My wife, Karen, commented on my indecisiveness as a GM in a follow-up conversation after the game. I find I have two levels of indecision… one is on the small scale, when the mechanics+dice don't make a decision for me and I don't really care about the outcome, and therefor can't make myself choose. But I'm GM-milquetoast, afraid to do anything that looks like, or even smells like, intentional screwing over the players. Blah. That's where I run into the problem of "I want freeform, but I can't seem to do it." I'm too worried about running over the players, and I want mechanics as a go-between and scape-goat. "Hey, man, it wasn't me that maimed your hero, it was the dice. Yeah."

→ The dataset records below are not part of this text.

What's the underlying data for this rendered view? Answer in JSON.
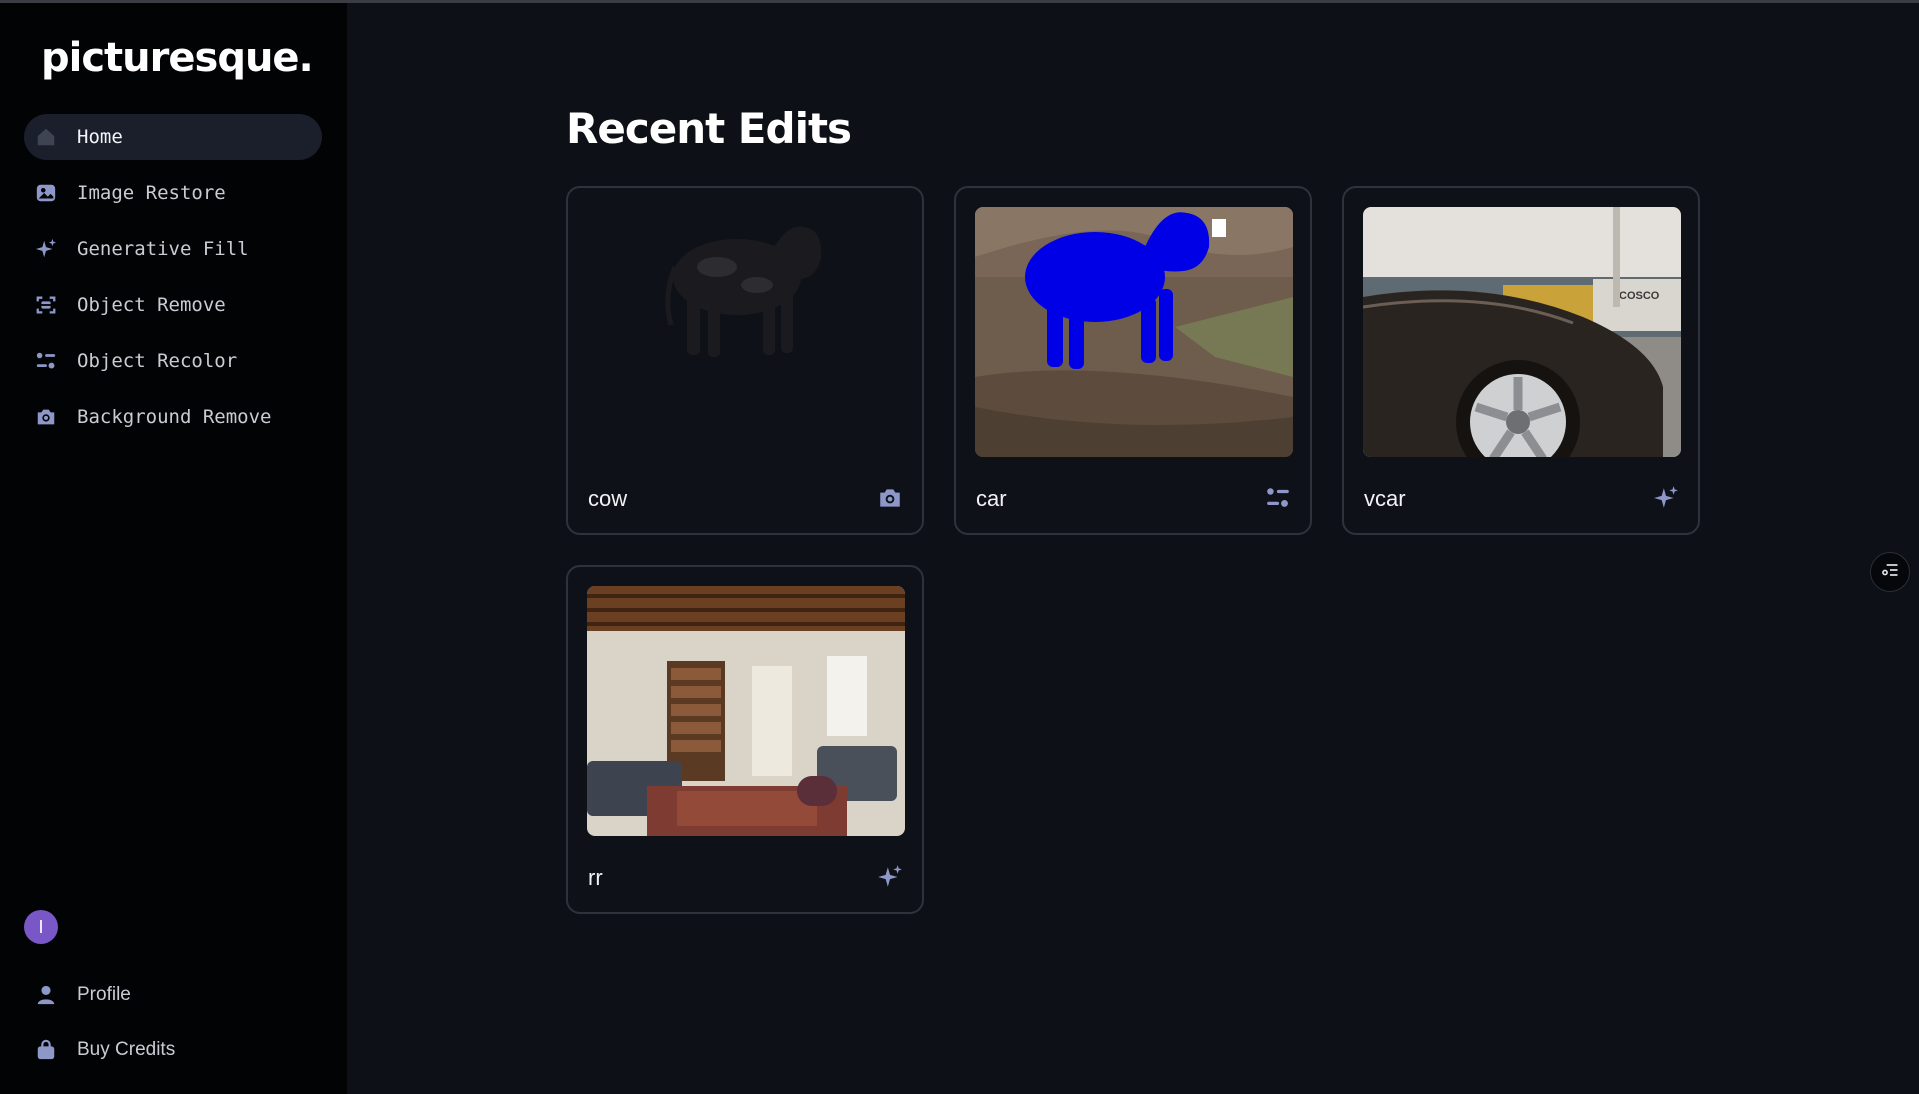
{
  "app": {
    "logo": "picturesque."
  },
  "sidebar": {
    "items": [
      {
        "label": "Home",
        "icon": "home-icon",
        "active": true
      },
      {
        "label": "Image Restore",
        "icon": "image-icon"
      },
      {
        "label": "Generative Fill",
        "icon": "sparkles-icon"
      },
      {
        "label": "Object Remove",
        "icon": "scan-remove-icon"
      },
      {
        "label": "Object Recolor",
        "icon": "adjust-icon"
      },
      {
        "label": "Background Remove",
        "icon": "camera-icon"
      }
    ],
    "avatar_initial": "I",
    "bottom_items": [
      {
        "label": "Profile",
        "icon": "user-icon"
      },
      {
        "label": "Buy Credits",
        "icon": "bag-icon"
      }
    ]
  },
  "main": {
    "title": "Recent Edits",
    "cards": [
      {
        "title": "cow",
        "icon": "camera-icon",
        "image": "cow-cutout"
      },
      {
        "title": "car",
        "icon": "adjust-icon",
        "image": "cow-blue-mask"
      },
      {
        "title": "vcar",
        "icon": "sparkles-icon",
        "image": "car-wheel"
      },
      {
        "title": "rr",
        "icon": "sparkles-icon",
        "image": "living-room"
      }
    ]
  },
  "colors": {
    "accent_icon": "#8d98c8",
    "avatar": "#7a57c7",
    "active_nav": "#1a1f2b"
  }
}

Man, when they planted all the Round-Up bombs™, got clear of the plant hive, and pressed the detonator, only to hear just one of the bombs go off… they all sat and stared at me. I thought I was done for… they had planned and planned this bit, and it had mostly gone off without a hitch until it was time to deliver the payload, and I screwed it all up for them. I had a perfectly good reason for it, but I saw nothing but players who just knew the GM was screwing them over because he could ("railroading!"), and I thought I was going to get lynched. I reveled in the moment, despite the fear of lynching… and I think it was probably the coolest moment of the whole scenario, and not just for me. I can say that now that I know nobody is going to kill me.

The other indecision point is the "big ticket" item… the heros do something very unexpected, and I'm off on the chess-move-analysis rabbit-trail, trying to see as deep into the plot as I can to figure out all the implications of the various responses. "If I let this happen, will it short-circuit the action? But the plot will be boring if I deny it flat out. Will it catch me in an awkward situation, like having to explain why the sewer doesn't drain into the subway tunnel?" Those can paralyze me, because, as in chess, I just can't see very far. (I'm a sucky chess player and take way to long to make the losing moves.) And I'm a perfectionist. I worry about my ability to deal with my screwups further down-stream in the plot, so I bog down the game trying really hard not to screw up at each decision point. This wouldn't be a big deal if it was once or twice a game… all GMs have to deal with this. But I do it constantly, over what looks like little stuff to the players. But I see all these webs of cause-and-effect, and I'm trying to keep the game on the path of the "most interesting and exciting."

I was reading this Treasure Tables [[http://www.treasuretables.org/2005/11/interview-with-luke-crane|interview with Luke Crane]], author of [[http://www.burningwheel.org/|The Burning Wheel]], and thinking how his described gamemastering (minus the profanity) provides a stark contrast to how my games have run lately. He's all energy and goofy voices, and I'm all brooding chess master on the losing end of the match. I'm not a fun gamemaster.

And I realized that a really large part of my problem isn't with the system, it's with my skill as a GM. I'm suck no matter what the system is, and I need to quit dinking with trying to find the "right system" and concentrate on learning to overcome my personal suck.

What's funny is, Luke wrote The Burning Wheel to combat his flaws as a gamemaster… namely being a "dysfunctional railroader." So maybe at one level, using the right system will deal with the first level of indecision, while I have to find a non-system way to resolve my problems with the second level.